Sure that means more drivers
From the perspective of the transit people this seems like a real winner. I mean, more unionised bodies to lord it over...
here again the government does not like competition. someone solved a city problem that the city wants to solve by selling contracts to cronies for far more than it cost
I forgot if the city doesn't have bike lanes then all bikes are a hazard so lets spend millions more getting rid of car lanes so we can have a few bike lanes to no where
I'm not sure the city is in the wrong here. I don't think we can reasonably have companies just leaving their products unattended on a sidewalk in hopes people will rent them. The sidewalk is not Bird's parking lot.
And if state law says you can't operate your product legally, you get the law changed *before* introducing them, not after. Or you change your product to comply with the law. (I admit I'm not sure about the legality; it probably depends on things like whether they are limited to 15 MPH and can be considered an "electric personal assistive mobility device", and I don't feel like poring through all the relevant laws and device specifications.)
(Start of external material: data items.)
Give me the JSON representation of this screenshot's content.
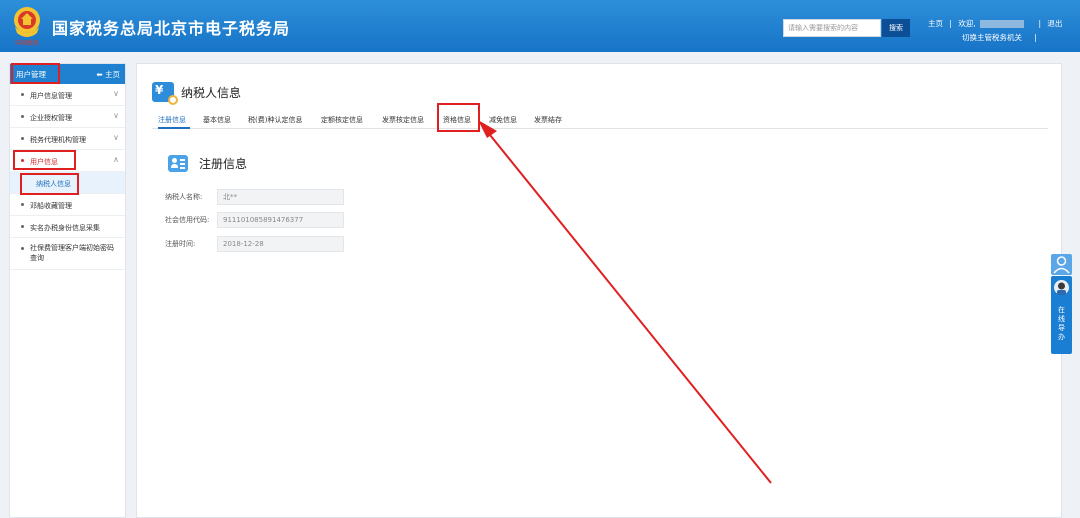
{
  "header": {
    "title": "国家税务总局北京市电子税务局",
    "emblem_text": "中国税务",
    "search_placeholder": "请输入需要搜索的内容",
    "search_button": "搜索",
    "links": {
      "home": "主页",
      "welcome": "欢迎,",
      "logout": "退出",
      "switch_org": "切换主管税务机关"
    },
    "colors": {
      "bar": "#1874c7",
      "search_button": "#0d4f96"
    }
  },
  "sidebar": {
    "title": "用户管理",
    "home_link": "主页",
    "items": [
      {
        "label": "用户信息管理",
        "expandable": true
      },
      {
        "label": "企业授权管理",
        "expandable": true
      },
      {
        "label": "税务代理机构管理",
        "expandable": true
      },
      {
        "label": "用户信息",
        "expandable": true,
        "expanded": true
      },
      {
        "label": "纳税人信息",
        "sub": true
      },
      {
        "label": "邓船收藏管理",
        "expandable": false
      },
      {
        "label": "实名办税身份信息采集",
        "expandable": false
      },
      {
        "label": "社保费管理客户端初始密码查询",
        "expandable": false
      }
    ]
  },
  "main": {
    "page_title": "纳税人信息",
    "tabs": [
      {
        "label": "注册信息",
        "active": true
      },
      {
        "label": "基本信息"
      },
      {
        "label": "税(费)种认定信息"
      },
      {
        "label": "定额核定信息"
      },
      {
        "label": "发票核定信息"
      },
      {
        "label": "资格信息"
      },
      {
        "label": "减免信息"
      },
      {
        "label": "发票结存"
      }
    ],
    "section_title": "注册信息",
    "fields": [
      {
        "label": "纳税人名称:",
        "value": "北**"
      },
      {
        "label": "社会信用代码:",
        "value": "911101085891476377"
      },
      {
        "label": "注册时间:",
        "value": "2018-12-28"
      }
    ]
  },
  "float_widget": {
    "label": "在线导办"
  },
  "annotation_color": "#e02020"
}
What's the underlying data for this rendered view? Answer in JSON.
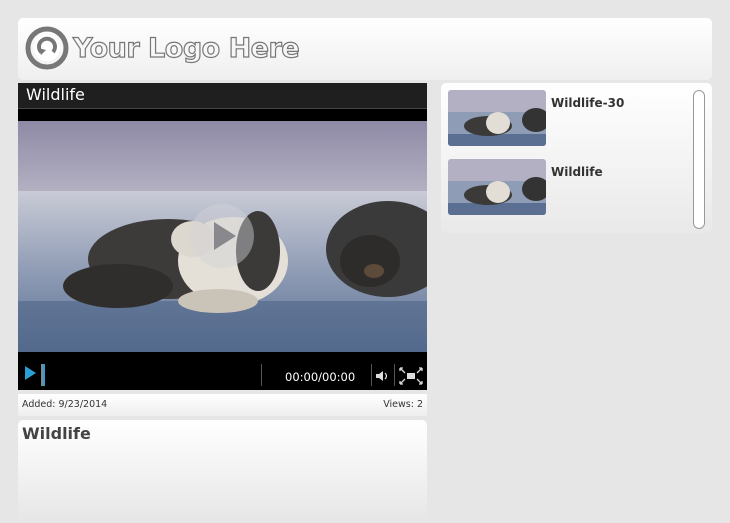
{
  "header": {
    "logo_text": "Your Logo Here",
    "logo_icon": "circular-arrow-logo-icon"
  },
  "player": {
    "title": "Wildlife",
    "time": "00:00/00:00",
    "accent_color": "#2a9fd6",
    "icons": [
      "play-icon",
      "volume-icon",
      "fullscreen-icon",
      "play-overlay-icon"
    ]
  },
  "meta": {
    "added": "Added: 9/23/2014",
    "views": "Views: 2"
  },
  "description": {
    "title": "Wildlife"
  },
  "playlist": {
    "items": [
      {
        "label": "Wildlife-30"
      },
      {
        "label": "Wildlife"
      }
    ]
  }
}
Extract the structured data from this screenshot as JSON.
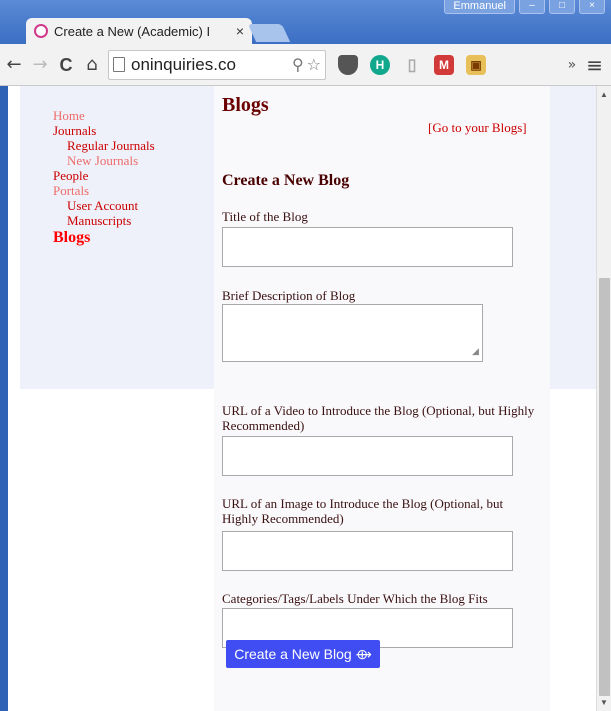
{
  "window": {
    "user": "Emmanuel",
    "controls": [
      "–",
      "□",
      "×"
    ]
  },
  "tab": {
    "title": "Create a New (Academic) I",
    "close": "×"
  },
  "toolbar": {
    "back": "←",
    "forward": "→",
    "reload": "C",
    "home": "⌂",
    "url": "oninquiries.co",
    "zoom_icon": "⚲",
    "star_icon": "☆",
    "ext_h": "H",
    "ext_usb": "▯",
    "ext_mv": "M",
    "ext_bag": "▣",
    "overflow": "»",
    "menu": "≡"
  },
  "sidebar": {
    "items": [
      {
        "label": "Home",
        "level": 1,
        "color": "#ee6b6b"
      },
      {
        "label": "Journals",
        "level": 1,
        "color": "#cc0000"
      },
      {
        "label": "Regular Journals",
        "level": 2,
        "color": "#cc0000"
      },
      {
        "label": "New Journals",
        "level": 2,
        "color": "#ee6b6b"
      },
      {
        "label": "People",
        "level": 1,
        "color": "#cc0000"
      },
      {
        "label": "Portals",
        "level": 1,
        "color": "#ee6b6b"
      },
      {
        "label": "User Account",
        "level": 2,
        "color": "#cc0000"
      },
      {
        "label": "Manuscripts",
        "level": 2,
        "color": "#cc0000"
      },
      {
        "label": "Blogs",
        "level": 1,
        "color": "#ff0000",
        "active": true
      }
    ]
  },
  "main": {
    "title": "Blogs",
    "go_link": "[Go to your Blogs]",
    "section_title": "Create a New Blog",
    "fields": {
      "title_label": "Title of the Blog",
      "title_value": "",
      "description_label": "Brief Description of Blog",
      "description_value": "",
      "video_label": "URL of a Video to Introduce the Blog (Optional, but Highly Recommended)",
      "video_value": "",
      "image_label": "URL of an Image to Introduce the Blog (Optional, but Highly Recommended)",
      "image_value": "",
      "categories_label": "Categories/Tags/Labels Under Which the Blog Fits",
      "categories_value": ""
    },
    "submit_label": "Create a New Blog ⟴"
  }
}
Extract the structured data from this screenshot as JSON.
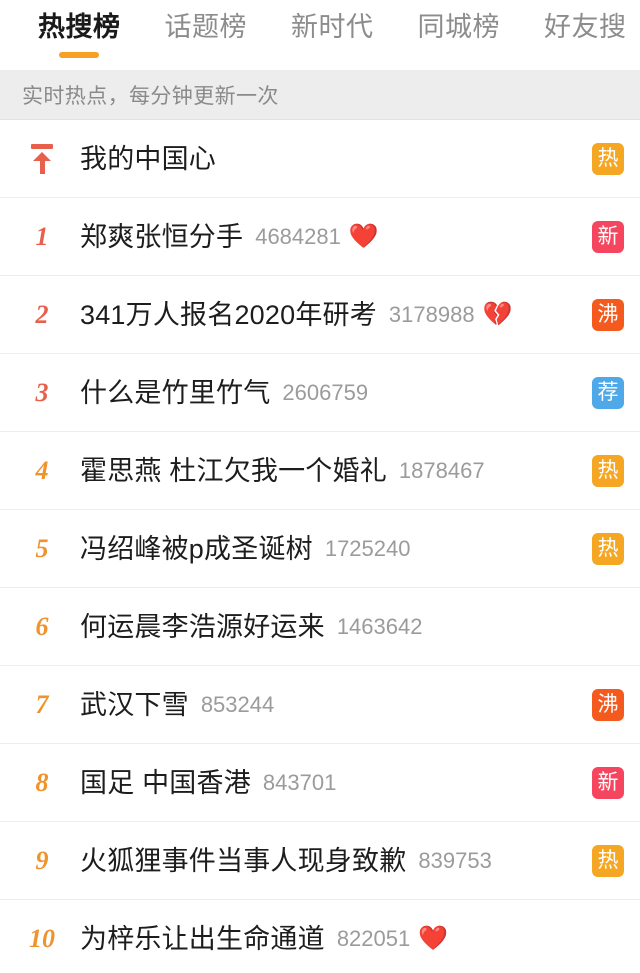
{
  "tabs": [
    {
      "label": "热搜榜",
      "active": true
    },
    {
      "label": "话题榜",
      "active": false
    },
    {
      "label": "新时代",
      "active": false
    },
    {
      "label": "同城榜",
      "active": false
    },
    {
      "label": "好友搜",
      "active": false
    }
  ],
  "subtitle": "实时热点，每分钟更新一次",
  "colors": {
    "accent": "#f7a026",
    "rank_top3": "#e8604c",
    "rank_rest": "#f0932b",
    "badge_hot": "#f5a623",
    "badge_new": "#f5455f",
    "badge_boil": "#f4591d",
    "badge_rec": "#4fa8e8",
    "title_text": "#1d1d1d",
    "hotnum_text": "#9b9b9b",
    "subtitle_bg": "#ededee"
  },
  "rows": [
    {
      "rank": "",
      "rank_icon": "pin-to-top-icon",
      "title": "我的中国心",
      "hot": "",
      "emoji": "",
      "badge": "热",
      "badge_type": "hot"
    },
    {
      "rank": "1",
      "rank_icon": "",
      "title": "郑爽张恒分手",
      "hot": "4684281",
      "emoji": "❤️",
      "badge": "新",
      "badge_type": "new"
    },
    {
      "rank": "2",
      "rank_icon": "",
      "title": "341万人报名2020年研考",
      "hot": "3178988",
      "emoji": "💔",
      "badge": "沸",
      "badge_type": "boil"
    },
    {
      "rank": "3",
      "rank_icon": "",
      "title": "什么是竹里竹气",
      "hot": "2606759",
      "emoji": "",
      "badge": "荐",
      "badge_type": "rec"
    },
    {
      "rank": "4",
      "rank_icon": "",
      "title": "霍思燕 杜江欠我一个婚礼",
      "hot": "1878467",
      "emoji": "",
      "badge": "热",
      "badge_type": "hot"
    },
    {
      "rank": "5",
      "rank_icon": "",
      "title": "冯绍峰被p成圣诞树",
      "hot": "1725240",
      "emoji": "",
      "badge": "热",
      "badge_type": "hot"
    },
    {
      "rank": "6",
      "rank_icon": "",
      "title": "何运晨李浩源好运来",
      "hot": "1463642",
      "emoji": "",
      "badge": "",
      "badge_type": "none"
    },
    {
      "rank": "7",
      "rank_icon": "",
      "title": "武汉下雪",
      "hot": "853244",
      "emoji": "",
      "badge": "沸",
      "badge_type": "boil"
    },
    {
      "rank": "8",
      "rank_icon": "",
      "title": "国足 中国香港",
      "hot": "843701",
      "emoji": "",
      "badge": "新",
      "badge_type": "new"
    },
    {
      "rank": "9",
      "rank_icon": "",
      "title": "火狐狸事件当事人现身致歉",
      "hot": "839753",
      "emoji": "",
      "badge": "热",
      "badge_type": "hot"
    },
    {
      "rank": "10",
      "rank_icon": "",
      "title": "为梓乐让出生命通道",
      "hot": "822051",
      "emoji": "❤️",
      "badge": "",
      "badge_type": "none"
    }
  ]
}
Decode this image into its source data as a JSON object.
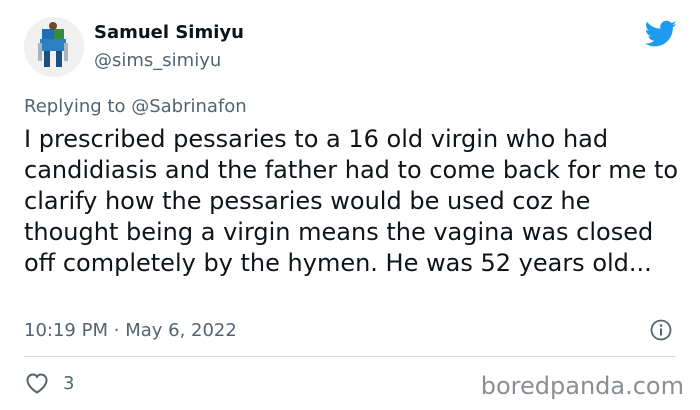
{
  "author": {
    "name": "Samuel Simiyu",
    "handle": "@sims_simiyu"
  },
  "reply": {
    "prefix": "Replying to",
    "mention": "@Sabrinafon"
  },
  "tweet_text": "I prescribed pessaries to a 16 old virgin who had candidiasis and the father had to come back for me to clarify how the pessaries would be used coz he thought being a virgin means the vagina was closed off completely by the hymen. He was 52 years old...",
  "meta": {
    "time": "10:19 PM",
    "separator": "·",
    "date": "May 6, 2022"
  },
  "likes": "3",
  "watermark": "boredpanda.com",
  "colors": {
    "twitter_blue": "#1d9bf0",
    "secondary_text": "#536471",
    "primary_text": "#0f1419",
    "divider": "#cfd9de"
  },
  "icons": [
    "twitter-bird-icon",
    "info-icon",
    "heart-icon"
  ]
}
what would the city do if the people just started showing up in their own bikes legally no different then renting.
You don't seem to understand how our legal system works.
You don't need permission to do things that aren't explicitly forbidden.
Bird dropped in Minneapolis a couple of weeks ago, and everyone has been losing their minds, except the people who rent the scooters. And the politicians have already built out miles of bike lanes through the city, and electric scooters are already allowed to use those lanes, so no problem there - although the bicycle mafia isn't probably too pleased, but fuck those guys. But I want to know where the $128 million cost for the 2.5 mile street car comes from - - that is cheap. They are trying hard to build a 15 mile light rail line to the southwest of Minneapolis, and they are quoting that at $2.5 billion, and rising.
Roads are about $12M/mile
This rail is $166.666M/mile
Some is either A: Smoking crack, and lots of it, or; B: Someone is building up their 'retirement' fund, or; C. All of the above.
I agree 100%. And the interesting thing is that when it comes to progressives and trains, no amount of cost is prohibitive. The train could cost $50 billion, and they would build it anyways.
All of the above. Looks like the city is trying to get rid of those Bird droppings
All of the above. Looks like the city is trying to get rid of those Bird droppings
All of the above. Looks like the city is trying to get rid of those Bird droppings
All of the above. Looks like the city is trying to get rid of those Bird droppings
At a meeting on Wednesday, the council advanced a measure empowering the city to impound Bird scooters, while refusing to hear comments from a company representative who was present.
The arrogance is just stunning.
Of course they want the Bird gone! They will be competition for their overly expensive, 2.5 mile trolley line the city is taxing the residents for. That's what this is all about. Getting rid of the competition.
of they can't go faster than 15 miles per hour, and/or don't have a gs engine over a certain small displacment, they they are "scooters" and not required to be licensed, so the city are wrong on that one/
Fifteen is pretty slow... any half-baked cyclist can sustain that for some distance. I can average that speed through town with signals, etc and on the open road nearer to twenty. And I ain't in shape these days.
These city hooh hahs have delusions of grandeur and need to get stuffed back into their proper places.
Nothing in the Wisconsin constitution allows for government to ban anything.
Even the Prohibitionists knew they needed a constituional amendment to ban nationwide alcohol consumption.